Тут внутри у меня все сжалось: я понял, что словом «харпазы», эти отверженцы называют гарпий! Одиннадцать дней назад! Уж не звено ли «Гепардов» это было???
– Погоди, о мудрейший Глаз Варана. – Я взволнованно поднял руку, затем присел на корточки и, взяв первый попавшийся камень, начертил на глинистой земле силуэт суборбитального истребителя.
– Скажи, достойный Острая Пуля, – спросил я, – они были такие?
Тот наклонился и присел рядом со мной, так что глазницы оскалившегося черепа смотрели прямо на меня. Он некоторое время глядел на мой рисунок, затем кивнул.
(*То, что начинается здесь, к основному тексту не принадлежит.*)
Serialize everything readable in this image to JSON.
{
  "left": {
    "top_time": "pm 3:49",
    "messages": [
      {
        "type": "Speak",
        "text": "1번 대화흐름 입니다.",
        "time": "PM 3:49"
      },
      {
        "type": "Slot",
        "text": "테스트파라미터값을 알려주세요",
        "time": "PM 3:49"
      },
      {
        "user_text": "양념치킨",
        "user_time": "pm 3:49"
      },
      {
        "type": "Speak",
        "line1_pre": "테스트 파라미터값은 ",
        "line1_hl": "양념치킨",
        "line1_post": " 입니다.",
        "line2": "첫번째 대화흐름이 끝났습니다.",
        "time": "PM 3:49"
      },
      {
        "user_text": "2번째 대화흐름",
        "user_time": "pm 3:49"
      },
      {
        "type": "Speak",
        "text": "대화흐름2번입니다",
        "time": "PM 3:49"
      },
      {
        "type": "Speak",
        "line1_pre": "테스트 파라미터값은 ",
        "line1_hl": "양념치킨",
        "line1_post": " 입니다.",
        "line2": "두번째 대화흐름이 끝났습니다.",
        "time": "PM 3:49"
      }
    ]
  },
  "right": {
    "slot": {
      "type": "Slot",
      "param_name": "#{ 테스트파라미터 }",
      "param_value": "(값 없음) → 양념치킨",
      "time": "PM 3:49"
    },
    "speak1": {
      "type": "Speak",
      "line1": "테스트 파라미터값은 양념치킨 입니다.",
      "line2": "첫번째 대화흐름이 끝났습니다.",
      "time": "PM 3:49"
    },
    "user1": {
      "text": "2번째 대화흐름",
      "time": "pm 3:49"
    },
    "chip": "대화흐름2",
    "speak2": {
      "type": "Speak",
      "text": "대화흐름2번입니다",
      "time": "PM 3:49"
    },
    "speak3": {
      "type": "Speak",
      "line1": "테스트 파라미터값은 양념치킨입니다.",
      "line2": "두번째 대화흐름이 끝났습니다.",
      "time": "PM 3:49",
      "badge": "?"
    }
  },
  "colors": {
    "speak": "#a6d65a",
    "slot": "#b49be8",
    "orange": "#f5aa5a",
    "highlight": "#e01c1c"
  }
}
– Похожа, – кивнул он опять, – огонь здесь плюют…
Он показал узловатым пальцем на хвостовое оперение самолета.
– А в какую сторону полетели черные Харпазы? – спросил я, пытаясь справиться с охватившим меня волнением.
Острая Пуля поднялся и указал в сторону тонущей в облаках громады Олимпа.
– На Великую Гору, – вновь кивнул он убежденно. – Я смотреть на них – бояться быть проклятый: на Великой Горе есть Боги, и Демоны есть. Я все сказать Глаз Варана. Он говорил – надо ждать… Мы ждать одиннадцать солнц. И ты пришел… Зачем Пастух Глюка черный Харпаза?
– Я охочусь на них, ибо они посланники демонов, – процедил я сквозь зубы.
Все внезапно смолкли и воззрились на меня.
– На этот Харпаза нельзя охотиться, нельзя их есть, – с опаской, медленно произнес Острая Пуля в наступившей тишине. – Это дурной Харпаза: проклятие демонов в тебя попасть…
– Он не боится проклятия, – вступился за меня Глаз Варана, – он Пастух Глюков, Великий Воин, Острая Пуля.
– Да и есть я их не собираюсь, – сказал я, глядя на то, как из палатки вышла такая же раскрашенная и татуированная, как и все, девушка, держа в руке кусок стальной трубки с приплюснутым кончиком, на котором тлел огонь. Только волосы ее на голове не были выбриты, а скручены в грязно-рыжие жгуты и свернуты бубликом.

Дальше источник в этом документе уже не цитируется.